There is no rule. Some people only ever have one panic attack in their life and might never experience one again. Other people might have panic attacks at regular intervals of days, weeks or months. Other people still experience a few in a short period of time and then stop. And lastly, some people might experience panic attacks when in certain places, situations or when doing certain activities.
Panic attacks last between 5 and 20 minutes. They peak (are at its worst) and then fade. Let’s look into some things that can you can do when you have a panic attack.
What can I do?
Panic attacks can be very frightening experiences and it might feel like you can’t do much about them. There are however some techniques you can try to alleviate the symptoms and take yourself to a calmer state:
- Focus on your breathing. It can help to concentrate on breathing slowly in and out while counting to five.
- Stamp on the spot. Some people find this helps control their breathing.
- Focus on your senses. For example, taste mint-flavoured sweets or gum, or touch or cuddle something soft.
- Try grounding techniques.
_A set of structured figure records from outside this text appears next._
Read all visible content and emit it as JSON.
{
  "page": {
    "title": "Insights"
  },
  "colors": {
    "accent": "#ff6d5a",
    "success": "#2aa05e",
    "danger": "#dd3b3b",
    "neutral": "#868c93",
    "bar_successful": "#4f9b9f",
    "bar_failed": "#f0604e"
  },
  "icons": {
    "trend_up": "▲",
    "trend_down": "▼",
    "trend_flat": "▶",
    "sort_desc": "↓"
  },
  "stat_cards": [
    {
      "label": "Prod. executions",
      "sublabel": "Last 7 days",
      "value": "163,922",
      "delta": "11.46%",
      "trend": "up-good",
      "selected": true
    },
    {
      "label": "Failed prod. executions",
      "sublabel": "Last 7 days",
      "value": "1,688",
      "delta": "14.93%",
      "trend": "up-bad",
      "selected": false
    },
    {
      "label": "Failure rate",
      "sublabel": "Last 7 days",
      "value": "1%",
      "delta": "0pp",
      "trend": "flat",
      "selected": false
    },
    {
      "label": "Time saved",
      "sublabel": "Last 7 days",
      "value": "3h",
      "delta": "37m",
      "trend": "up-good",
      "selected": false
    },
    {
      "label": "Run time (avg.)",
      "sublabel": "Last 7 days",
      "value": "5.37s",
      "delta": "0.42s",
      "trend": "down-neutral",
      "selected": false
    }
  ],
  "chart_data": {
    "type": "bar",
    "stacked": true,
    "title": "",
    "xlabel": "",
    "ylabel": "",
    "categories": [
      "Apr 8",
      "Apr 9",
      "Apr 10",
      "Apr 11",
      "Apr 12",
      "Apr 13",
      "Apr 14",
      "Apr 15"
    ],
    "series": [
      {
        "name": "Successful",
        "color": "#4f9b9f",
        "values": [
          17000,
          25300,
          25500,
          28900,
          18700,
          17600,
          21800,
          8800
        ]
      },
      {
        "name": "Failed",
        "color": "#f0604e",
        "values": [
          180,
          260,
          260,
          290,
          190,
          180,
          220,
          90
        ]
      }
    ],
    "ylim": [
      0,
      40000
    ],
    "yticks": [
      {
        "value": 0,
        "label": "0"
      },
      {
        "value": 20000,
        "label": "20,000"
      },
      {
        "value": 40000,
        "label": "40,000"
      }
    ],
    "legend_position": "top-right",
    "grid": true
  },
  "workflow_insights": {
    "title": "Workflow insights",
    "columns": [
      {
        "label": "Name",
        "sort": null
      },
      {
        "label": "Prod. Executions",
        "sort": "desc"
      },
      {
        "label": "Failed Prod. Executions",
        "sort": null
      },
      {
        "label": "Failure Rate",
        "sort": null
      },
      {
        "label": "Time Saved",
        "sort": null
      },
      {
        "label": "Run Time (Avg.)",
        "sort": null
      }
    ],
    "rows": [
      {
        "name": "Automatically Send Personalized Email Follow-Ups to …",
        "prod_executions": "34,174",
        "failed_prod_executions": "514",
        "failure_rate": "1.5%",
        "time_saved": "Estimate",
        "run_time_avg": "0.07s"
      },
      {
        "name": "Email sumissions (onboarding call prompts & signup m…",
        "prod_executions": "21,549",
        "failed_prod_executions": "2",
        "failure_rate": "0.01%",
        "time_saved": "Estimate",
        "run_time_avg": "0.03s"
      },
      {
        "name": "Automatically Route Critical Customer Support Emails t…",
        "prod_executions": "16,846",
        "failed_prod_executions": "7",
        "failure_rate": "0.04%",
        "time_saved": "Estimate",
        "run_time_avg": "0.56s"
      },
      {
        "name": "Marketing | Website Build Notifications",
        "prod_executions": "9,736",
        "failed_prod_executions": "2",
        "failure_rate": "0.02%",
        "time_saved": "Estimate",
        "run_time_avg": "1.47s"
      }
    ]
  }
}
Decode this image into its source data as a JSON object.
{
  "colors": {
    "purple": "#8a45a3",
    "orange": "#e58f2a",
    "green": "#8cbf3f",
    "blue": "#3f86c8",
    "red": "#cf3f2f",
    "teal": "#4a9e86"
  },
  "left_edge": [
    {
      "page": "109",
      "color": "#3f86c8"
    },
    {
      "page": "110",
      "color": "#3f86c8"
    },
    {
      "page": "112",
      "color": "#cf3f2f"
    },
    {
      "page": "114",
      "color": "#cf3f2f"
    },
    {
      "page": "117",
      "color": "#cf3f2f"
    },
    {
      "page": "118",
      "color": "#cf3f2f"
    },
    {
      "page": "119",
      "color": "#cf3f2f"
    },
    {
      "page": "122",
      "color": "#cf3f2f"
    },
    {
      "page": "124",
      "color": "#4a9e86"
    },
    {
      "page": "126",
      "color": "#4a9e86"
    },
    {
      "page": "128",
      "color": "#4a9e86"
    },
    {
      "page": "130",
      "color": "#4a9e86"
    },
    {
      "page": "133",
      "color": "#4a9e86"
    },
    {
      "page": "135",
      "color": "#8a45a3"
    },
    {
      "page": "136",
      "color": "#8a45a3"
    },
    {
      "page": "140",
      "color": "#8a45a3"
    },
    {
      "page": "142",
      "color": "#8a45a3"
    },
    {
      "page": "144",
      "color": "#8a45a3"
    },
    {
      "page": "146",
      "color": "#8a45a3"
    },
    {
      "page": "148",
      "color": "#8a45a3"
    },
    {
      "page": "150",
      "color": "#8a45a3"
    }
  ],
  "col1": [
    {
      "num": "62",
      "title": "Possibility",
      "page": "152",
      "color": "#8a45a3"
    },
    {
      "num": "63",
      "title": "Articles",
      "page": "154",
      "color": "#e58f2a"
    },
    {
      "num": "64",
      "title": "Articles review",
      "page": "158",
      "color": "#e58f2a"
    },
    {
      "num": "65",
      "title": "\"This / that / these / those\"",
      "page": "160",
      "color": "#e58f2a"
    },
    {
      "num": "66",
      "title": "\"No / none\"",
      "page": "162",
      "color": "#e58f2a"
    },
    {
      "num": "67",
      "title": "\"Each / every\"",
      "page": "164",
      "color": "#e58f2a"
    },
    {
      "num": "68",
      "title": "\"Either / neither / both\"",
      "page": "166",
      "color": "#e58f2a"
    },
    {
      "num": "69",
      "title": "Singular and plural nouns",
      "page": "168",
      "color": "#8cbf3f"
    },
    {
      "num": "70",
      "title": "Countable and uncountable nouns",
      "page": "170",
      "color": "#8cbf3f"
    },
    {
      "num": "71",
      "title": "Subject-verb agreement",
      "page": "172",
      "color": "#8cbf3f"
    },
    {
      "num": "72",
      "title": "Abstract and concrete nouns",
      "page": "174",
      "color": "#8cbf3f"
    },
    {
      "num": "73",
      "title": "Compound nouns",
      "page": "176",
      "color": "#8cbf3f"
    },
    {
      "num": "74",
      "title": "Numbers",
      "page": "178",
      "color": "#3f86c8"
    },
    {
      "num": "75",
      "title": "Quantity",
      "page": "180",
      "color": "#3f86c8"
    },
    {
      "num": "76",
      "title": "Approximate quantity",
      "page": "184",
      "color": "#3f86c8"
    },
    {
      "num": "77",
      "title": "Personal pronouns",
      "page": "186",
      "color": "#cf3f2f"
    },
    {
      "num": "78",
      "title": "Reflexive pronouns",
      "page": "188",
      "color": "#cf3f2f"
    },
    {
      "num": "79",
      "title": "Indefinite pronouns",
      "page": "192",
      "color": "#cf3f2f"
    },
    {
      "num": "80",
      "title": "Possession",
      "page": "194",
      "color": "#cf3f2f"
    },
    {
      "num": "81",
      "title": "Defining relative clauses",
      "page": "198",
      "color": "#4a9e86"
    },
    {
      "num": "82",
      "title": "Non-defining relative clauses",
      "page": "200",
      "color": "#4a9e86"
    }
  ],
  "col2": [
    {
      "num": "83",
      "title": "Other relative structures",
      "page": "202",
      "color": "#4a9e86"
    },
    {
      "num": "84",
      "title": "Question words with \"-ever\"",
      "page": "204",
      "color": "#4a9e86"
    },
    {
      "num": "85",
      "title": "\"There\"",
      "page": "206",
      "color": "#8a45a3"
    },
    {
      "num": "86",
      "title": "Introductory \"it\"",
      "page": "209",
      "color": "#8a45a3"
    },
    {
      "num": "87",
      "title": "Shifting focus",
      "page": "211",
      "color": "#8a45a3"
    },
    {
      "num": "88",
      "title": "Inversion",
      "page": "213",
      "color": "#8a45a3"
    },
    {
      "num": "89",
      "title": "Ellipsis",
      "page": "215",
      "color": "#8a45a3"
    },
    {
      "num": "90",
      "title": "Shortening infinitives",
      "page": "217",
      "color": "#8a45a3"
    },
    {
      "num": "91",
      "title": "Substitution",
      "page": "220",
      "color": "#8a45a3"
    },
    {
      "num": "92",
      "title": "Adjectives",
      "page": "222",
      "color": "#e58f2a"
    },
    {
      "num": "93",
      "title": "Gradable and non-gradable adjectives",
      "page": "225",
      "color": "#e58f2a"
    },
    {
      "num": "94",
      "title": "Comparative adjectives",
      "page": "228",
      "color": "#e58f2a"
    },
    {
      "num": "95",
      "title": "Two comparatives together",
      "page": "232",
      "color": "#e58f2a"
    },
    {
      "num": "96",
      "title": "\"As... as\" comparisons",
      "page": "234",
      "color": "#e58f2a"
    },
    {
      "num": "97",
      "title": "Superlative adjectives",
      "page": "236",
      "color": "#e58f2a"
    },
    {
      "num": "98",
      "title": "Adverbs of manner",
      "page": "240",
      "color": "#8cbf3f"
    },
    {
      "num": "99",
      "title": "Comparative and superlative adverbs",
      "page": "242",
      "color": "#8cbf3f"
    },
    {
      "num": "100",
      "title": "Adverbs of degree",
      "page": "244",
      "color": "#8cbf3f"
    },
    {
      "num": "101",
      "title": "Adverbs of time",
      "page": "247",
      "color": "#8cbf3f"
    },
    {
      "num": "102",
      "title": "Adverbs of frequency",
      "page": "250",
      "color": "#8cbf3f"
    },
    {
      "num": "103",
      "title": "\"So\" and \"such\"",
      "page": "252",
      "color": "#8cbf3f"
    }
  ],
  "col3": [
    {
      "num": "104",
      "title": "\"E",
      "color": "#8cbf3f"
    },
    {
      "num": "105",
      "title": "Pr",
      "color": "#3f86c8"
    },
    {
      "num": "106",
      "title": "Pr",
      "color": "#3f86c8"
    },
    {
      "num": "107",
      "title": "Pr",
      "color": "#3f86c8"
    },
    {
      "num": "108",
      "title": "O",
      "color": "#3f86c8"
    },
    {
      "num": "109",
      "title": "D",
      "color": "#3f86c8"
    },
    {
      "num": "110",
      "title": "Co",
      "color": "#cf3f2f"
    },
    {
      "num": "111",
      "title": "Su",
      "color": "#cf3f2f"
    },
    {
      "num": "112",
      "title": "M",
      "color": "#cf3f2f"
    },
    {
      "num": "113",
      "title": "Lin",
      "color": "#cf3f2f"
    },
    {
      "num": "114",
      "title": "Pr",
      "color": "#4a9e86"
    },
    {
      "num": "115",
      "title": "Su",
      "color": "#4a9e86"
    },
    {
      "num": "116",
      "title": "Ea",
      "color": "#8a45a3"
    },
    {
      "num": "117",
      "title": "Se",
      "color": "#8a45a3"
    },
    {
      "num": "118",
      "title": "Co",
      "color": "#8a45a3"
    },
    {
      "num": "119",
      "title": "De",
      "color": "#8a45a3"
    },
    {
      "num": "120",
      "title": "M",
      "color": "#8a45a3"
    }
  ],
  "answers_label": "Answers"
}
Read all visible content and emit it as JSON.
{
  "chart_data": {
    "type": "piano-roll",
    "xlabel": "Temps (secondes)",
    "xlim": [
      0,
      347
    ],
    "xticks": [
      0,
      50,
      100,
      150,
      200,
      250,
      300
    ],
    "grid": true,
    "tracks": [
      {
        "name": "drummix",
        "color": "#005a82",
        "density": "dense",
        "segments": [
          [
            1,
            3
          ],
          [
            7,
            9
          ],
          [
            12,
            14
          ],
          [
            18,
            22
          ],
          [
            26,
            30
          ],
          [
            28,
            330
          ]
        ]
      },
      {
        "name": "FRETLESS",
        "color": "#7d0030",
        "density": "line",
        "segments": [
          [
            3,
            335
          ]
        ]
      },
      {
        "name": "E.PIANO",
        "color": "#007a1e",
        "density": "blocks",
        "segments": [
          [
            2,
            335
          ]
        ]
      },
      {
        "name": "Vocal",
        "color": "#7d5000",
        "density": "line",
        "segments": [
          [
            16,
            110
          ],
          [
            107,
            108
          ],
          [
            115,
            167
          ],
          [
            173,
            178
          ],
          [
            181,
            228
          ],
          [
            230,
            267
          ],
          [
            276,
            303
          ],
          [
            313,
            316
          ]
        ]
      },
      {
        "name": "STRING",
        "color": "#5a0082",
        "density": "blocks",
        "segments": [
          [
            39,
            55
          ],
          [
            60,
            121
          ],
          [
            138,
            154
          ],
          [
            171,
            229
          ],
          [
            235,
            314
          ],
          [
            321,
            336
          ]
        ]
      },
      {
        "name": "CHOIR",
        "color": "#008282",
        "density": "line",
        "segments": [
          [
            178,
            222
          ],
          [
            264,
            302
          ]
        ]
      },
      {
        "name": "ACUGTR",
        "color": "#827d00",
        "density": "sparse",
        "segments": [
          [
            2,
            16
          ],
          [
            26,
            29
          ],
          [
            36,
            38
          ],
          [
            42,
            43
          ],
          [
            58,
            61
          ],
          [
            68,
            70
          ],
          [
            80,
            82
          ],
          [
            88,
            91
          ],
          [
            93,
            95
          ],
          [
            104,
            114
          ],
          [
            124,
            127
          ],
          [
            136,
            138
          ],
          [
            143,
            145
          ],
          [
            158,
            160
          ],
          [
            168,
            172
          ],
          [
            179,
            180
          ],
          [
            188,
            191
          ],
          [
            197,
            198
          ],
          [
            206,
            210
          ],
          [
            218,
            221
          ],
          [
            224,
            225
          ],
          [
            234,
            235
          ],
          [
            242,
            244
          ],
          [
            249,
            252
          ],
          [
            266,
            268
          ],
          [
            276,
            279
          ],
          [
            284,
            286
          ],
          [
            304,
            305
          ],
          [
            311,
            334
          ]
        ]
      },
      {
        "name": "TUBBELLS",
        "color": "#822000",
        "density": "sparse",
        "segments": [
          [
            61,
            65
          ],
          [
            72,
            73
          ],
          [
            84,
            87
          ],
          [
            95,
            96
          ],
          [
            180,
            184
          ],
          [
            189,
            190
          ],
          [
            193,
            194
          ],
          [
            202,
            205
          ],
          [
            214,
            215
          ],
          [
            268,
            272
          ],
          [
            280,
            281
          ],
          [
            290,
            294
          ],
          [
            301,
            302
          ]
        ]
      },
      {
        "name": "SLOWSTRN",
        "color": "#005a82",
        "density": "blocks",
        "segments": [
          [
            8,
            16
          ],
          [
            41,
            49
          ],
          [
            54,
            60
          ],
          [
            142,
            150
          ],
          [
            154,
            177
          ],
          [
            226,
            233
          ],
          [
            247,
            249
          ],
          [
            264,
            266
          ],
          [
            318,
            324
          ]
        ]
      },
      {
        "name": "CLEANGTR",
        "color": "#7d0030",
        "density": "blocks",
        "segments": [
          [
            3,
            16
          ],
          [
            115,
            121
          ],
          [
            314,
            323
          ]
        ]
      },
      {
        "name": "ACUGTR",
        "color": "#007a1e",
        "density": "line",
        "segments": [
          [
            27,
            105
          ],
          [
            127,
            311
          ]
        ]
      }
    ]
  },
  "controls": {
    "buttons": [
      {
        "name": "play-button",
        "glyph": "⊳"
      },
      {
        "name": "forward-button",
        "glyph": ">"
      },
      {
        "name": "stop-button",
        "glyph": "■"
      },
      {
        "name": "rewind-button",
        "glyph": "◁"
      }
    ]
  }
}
Grounding techniques can help you feel more in control. They’re especially useful if you experience dissociation during panic attacks.
After a panic attack, make sure you:
- Think about self-care. It’s important to pay attention to what your body needs after you’ve had a panic attack. For example, you might need to rest somewhere quietly or eat or drink something.
- Tell someone you trust. If you feel able to, it could help to let someone know you’ve had a panic attack. It could be particularly helpful to mention how they might notice if you’re having another one, and how you’d like them to help you.
- Get help. You can find some useful links here. You don’t have to struggle on your own.